Document Type : Original Article


1 Laboratório de Camarões Marinhos, Departamento de Aquicultura, Universidade, Beco dos Coroas, 593, Barra da Lagoa, 88061-600, Florianopolis, Brazil

2 Laboratório de Experimentação com Organismos Aquáticos, Unidade Acadêmica de Serra Talhada, Universidade Federal Rural de Pernambuco, Av. Gregório Ferraz Nogueira, s/n, José Tomé de Souza Ramos, 56909-535, Serra Talhada, Brazil

3 Laboratório de Produção de Alimento Vivo, Departamento de Pesca e Aquicultura, Universidade Federal Rural de Pernambuco, Rua Dom Manuel de Medeiros, Dois Irmãos, 52171-900, Recife, Brazil

4 Universidade Federal Rural de Pernambuco, Unidade Acadêmica de Serra Talhada, Laboratório de Biologia Pesqueira. Av.
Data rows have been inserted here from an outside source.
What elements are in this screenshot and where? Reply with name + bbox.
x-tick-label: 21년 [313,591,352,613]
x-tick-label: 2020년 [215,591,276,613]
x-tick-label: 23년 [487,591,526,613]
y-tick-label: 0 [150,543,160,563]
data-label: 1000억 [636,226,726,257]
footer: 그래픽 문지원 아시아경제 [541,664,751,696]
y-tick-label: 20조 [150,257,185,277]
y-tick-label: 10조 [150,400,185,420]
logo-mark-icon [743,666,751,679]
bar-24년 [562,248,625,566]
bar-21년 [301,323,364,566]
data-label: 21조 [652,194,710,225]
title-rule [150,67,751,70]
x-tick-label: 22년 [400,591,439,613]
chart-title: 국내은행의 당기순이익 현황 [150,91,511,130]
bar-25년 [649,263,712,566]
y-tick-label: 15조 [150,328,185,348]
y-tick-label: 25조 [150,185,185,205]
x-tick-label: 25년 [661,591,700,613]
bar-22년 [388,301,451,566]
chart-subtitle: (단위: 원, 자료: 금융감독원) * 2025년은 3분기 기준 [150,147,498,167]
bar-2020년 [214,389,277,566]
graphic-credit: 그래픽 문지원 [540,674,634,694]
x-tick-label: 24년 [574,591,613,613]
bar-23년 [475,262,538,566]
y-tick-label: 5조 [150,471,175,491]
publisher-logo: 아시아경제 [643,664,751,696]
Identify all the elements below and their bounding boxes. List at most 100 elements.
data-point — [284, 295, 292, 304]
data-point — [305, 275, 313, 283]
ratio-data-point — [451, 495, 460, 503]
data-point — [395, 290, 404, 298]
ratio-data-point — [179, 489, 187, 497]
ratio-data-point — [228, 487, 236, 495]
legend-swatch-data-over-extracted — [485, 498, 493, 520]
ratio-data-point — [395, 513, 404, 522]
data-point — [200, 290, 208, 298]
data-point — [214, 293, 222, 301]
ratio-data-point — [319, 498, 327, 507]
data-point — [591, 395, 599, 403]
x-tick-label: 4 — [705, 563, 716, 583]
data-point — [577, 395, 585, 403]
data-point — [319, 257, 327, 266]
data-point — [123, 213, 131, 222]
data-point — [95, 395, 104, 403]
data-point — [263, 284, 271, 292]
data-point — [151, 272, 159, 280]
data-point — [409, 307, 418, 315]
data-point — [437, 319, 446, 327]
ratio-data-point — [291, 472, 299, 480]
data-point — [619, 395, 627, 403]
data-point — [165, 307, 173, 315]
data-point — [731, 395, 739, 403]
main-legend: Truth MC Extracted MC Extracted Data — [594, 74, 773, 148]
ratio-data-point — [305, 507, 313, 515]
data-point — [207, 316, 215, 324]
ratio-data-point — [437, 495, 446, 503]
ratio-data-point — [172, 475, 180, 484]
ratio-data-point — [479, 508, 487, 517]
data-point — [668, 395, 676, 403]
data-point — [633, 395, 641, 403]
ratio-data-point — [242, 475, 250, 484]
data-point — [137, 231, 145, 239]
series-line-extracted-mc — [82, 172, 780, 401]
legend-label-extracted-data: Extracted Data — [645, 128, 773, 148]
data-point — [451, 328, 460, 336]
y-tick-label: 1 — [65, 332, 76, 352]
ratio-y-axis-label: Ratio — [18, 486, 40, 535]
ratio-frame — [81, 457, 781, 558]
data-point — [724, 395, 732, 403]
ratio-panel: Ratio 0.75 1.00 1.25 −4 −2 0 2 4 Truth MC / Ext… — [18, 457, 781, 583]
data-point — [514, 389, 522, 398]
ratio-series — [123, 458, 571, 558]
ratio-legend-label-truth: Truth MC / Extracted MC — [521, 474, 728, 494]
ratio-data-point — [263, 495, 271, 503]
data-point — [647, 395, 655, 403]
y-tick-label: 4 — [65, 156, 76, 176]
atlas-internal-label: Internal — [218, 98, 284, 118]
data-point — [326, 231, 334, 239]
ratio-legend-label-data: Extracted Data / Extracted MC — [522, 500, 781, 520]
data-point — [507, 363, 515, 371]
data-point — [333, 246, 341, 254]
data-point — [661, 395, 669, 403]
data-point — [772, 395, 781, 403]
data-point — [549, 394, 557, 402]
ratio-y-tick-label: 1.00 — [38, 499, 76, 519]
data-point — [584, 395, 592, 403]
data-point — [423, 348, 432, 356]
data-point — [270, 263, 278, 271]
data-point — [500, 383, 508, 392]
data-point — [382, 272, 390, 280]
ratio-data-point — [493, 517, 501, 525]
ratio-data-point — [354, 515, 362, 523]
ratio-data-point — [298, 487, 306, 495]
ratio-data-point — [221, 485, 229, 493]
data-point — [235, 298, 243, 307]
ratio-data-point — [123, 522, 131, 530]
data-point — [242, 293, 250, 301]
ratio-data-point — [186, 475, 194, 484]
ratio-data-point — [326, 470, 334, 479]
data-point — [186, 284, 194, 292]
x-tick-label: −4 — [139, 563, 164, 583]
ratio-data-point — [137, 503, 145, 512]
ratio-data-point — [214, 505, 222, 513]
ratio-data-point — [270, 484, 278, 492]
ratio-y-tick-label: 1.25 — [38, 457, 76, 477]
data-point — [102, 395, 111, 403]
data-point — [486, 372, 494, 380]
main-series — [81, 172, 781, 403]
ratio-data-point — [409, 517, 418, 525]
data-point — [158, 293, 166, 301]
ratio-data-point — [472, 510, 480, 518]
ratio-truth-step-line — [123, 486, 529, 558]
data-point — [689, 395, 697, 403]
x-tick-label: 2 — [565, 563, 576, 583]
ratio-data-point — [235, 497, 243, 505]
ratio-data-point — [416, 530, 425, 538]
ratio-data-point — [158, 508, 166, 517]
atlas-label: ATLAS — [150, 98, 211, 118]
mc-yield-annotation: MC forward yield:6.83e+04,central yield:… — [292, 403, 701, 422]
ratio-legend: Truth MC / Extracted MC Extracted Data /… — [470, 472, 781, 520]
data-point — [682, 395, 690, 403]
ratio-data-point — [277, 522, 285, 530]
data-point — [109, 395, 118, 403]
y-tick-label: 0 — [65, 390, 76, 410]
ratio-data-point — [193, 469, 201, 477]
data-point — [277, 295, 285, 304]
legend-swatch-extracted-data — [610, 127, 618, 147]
Gregório Ferraz Nogueira, Bairro: José Tomé de Souza Ramos, CEP 56909-535, Serra Talhada, PE – Brazil


This study aimed to investigate the effects of stocking density on Litopenaeus vannamei at the nursery phase in low-salinity biofloc system. Post-larvae of L. vannmei were cultured for 28 days at 2000, 4000 and 6000 shrimp m-3, and the water quality, plankton composition and growth performance were evaluated. The water quality variables remained within the ideal range for the shrimp culture, and only total suspended solids showed a significant difference between treatments – the highest stocking density has increased the levels of total suspended solids. In regarding to zooplankton structure, the Protozoa group had the greatest diversity regardless of treatment, and also the greatest abundance (> 66%). For phytoplankton structure, Bacillariophyta (Navicula sp. and Cyclotella sp.) was the dominant class in phytoplankton structure throughout the culture, although a Cyanobacteria bloom has reported at the end of the cultivation at 2000 shrimp m-3. At the end of cultivation, the shrimp yield (0.133 ± 0.028 kg m-3) was significantly higher in the 6,000 shrimp m-3. In contrast, the shrimp survival was significantly higher in the lowest stocking density (71.66 ± 10.36%). Our findings suggest that a density of 6,000 shrimp m-3 should be used under these conditions, but an economic feasibility study should be considered in the future.